Terry was found guilty by the independent FA regulatory commission of calling Ferdinand a "f****** black c***" during a Barclays Premier League match between Chelsea and QPR on October 23 last year.
In July, he was cleared in Westminster Magistrates Court of a racially-aggravated public order offence.
In a statement released via his representatives Elite Management, Terry said: "After careful consideration, I have decided not to appeal against the FA judgment.
"I want to take this opportunity to apologise to everyone for the language I used in the game against Queens Park Rangers last October.
"Although I'm disappointed with the FA judgment, I accept that the language I used, regardless of the context, is not acceptable on the football field or indeed in any walk of life."

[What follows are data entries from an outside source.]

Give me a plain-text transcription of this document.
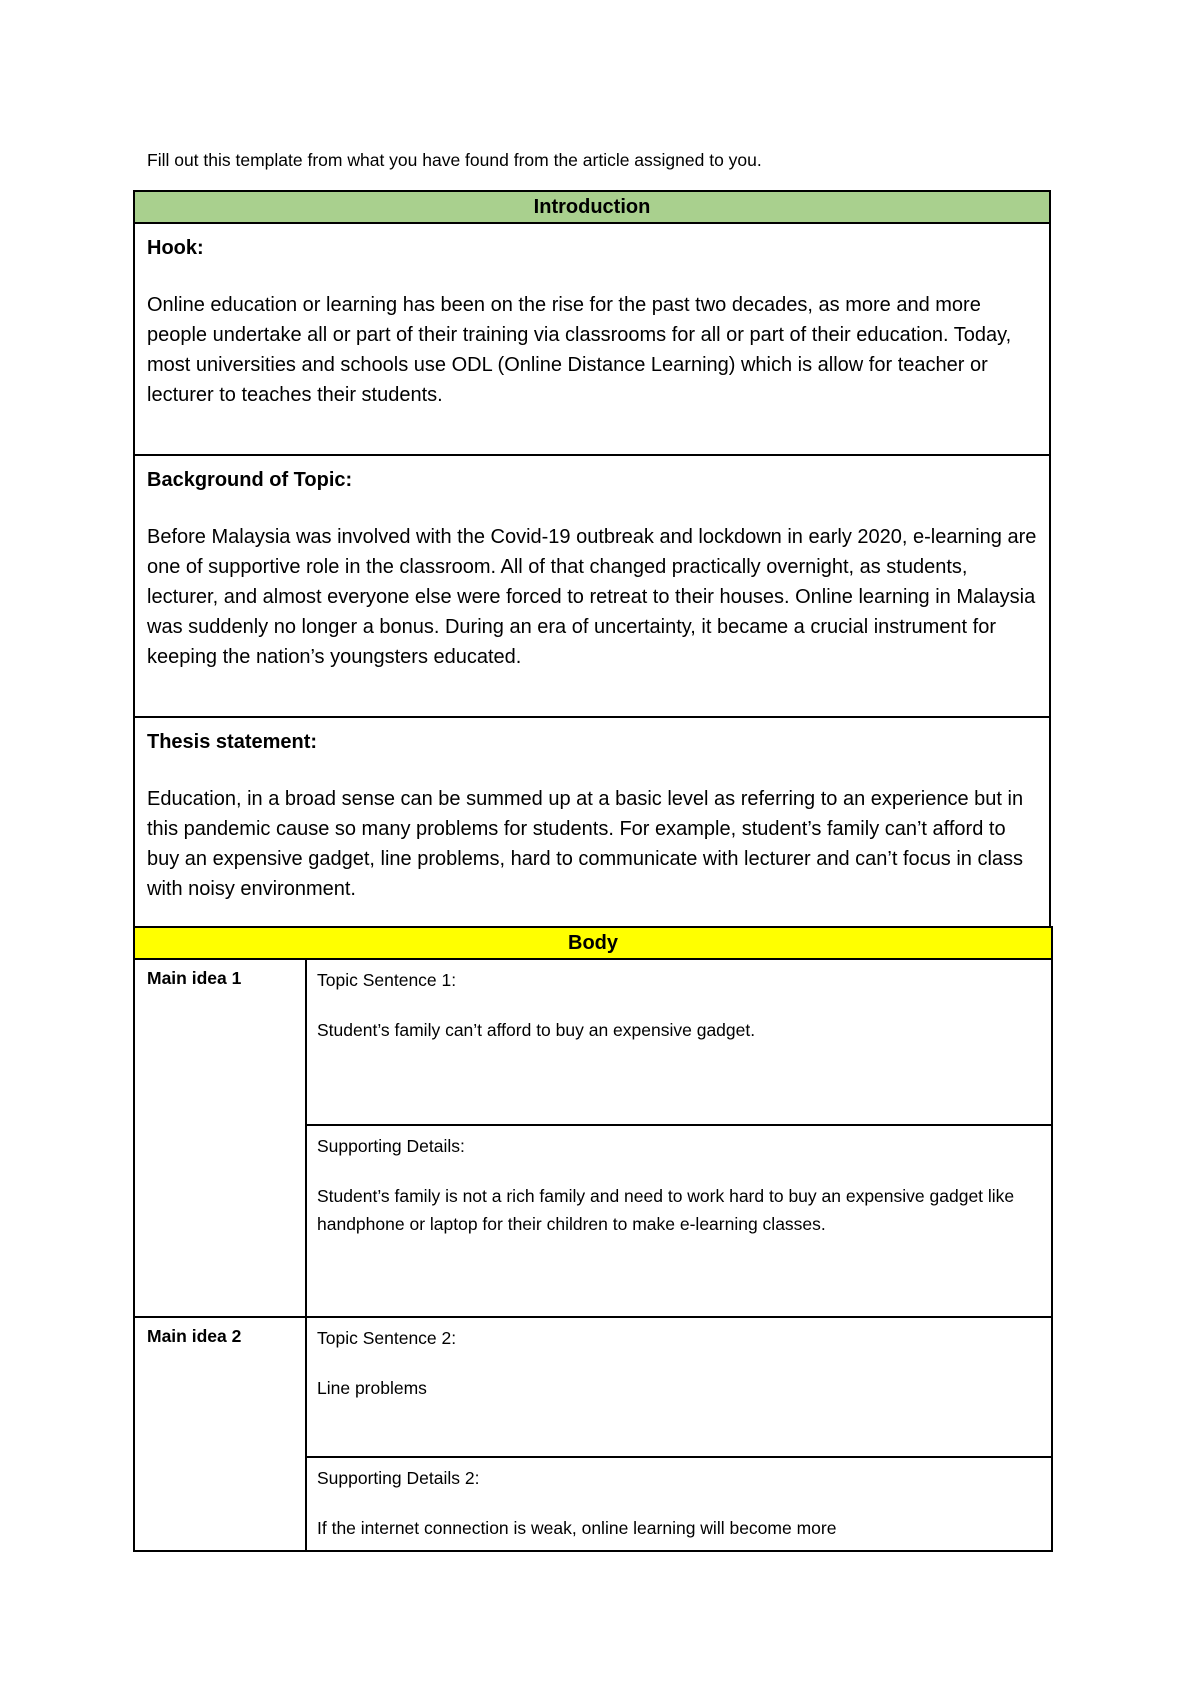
Fill out this template from what you have found from the article assigned to you.
Introduction

Hook:
Online education or learning has been on the rise for the past two decades, as more and more people undertake all or part of their training via classrooms for all or part of their education. Today, most universities and schools use ODL (Online Distance Learning) which is allow for teacher or lecturer to teaches their students.

Background of Topic:
Before Malaysia was involved with the Covid-19 outbreak and lockdown in early 2020, e-learning are one of supportive role in the classroom. All of that changed practically overnight, as students, lecturer, and almost everyone else were forced to retreat to their houses. Online learning in Malaysia was suddenly no longer a bonus. During an era of uncertainty, it became a crucial instrument for keeping the nation’s youngsters educated.

Thesis statement:
Education, in a broad sense can be summed up at a basic level as referring to an experience but in this pandemic cause so many problems for students. For example, student’s family can’t afford to buy an expensive gadget, line problems, hard to communicate with lecturer and can’t focus in class with noisy environment.
Body	
Main idea 1	Topic Sentence 1:
Student’s family can’t afford to buy an expensive gadget.

	Supporting Details:
Student’s family is not a rich family and need to work hard to buy an expensive gadget like handphone or laptop for their children to make e-learning classes.

Main idea 2	Topic Sentence 2:
Line problems

	Supporting Details 2:
If the internet connection is weak, online learning will become more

Terry's statement continued: "As I stated in the criminal case, with the benefit of hindsight my language was clearly not an appropriate reaction to the situation for someone in my position.
"My response was below the level expected by Chelsea Football Club, and by me, and it will not happen again.
"Looking forward, I will continue to do my part in assisting the club to remove all types of discriminatory behaviour from football.
"I am extremely grateful for the consistent support of Chelsea FC, the fans and my family."
The three-man commission had ruled there was "no credible basis" for Terry's claim he had only been repeating words he thought QPR defender Ferdinand had accused him of saying, and labelled his defence "improbable, implausible and contrived".
The commission also questioned why Terry's team-mate Ashley Cole had changed his statement to give more support to Terry's story, sparking a furious response from the Chelsea and England defender who described the FA as a "bunch of t***s" in a tweet sent on October 5.
Cole issued a full apology later that day and admitted a misconduct charge which led to an FA fine on Thursday of £90,000. He too is subject to internal action from Chelsea.
Meanwhile, Chelsea will respond to the FA regarding criticism by the commission panel of club secretary Dave Barnard's evidence and involvement in the changes to Cole's statement.
The club are adamant that Barnard has done no wrong and intend to address the situation with the FA.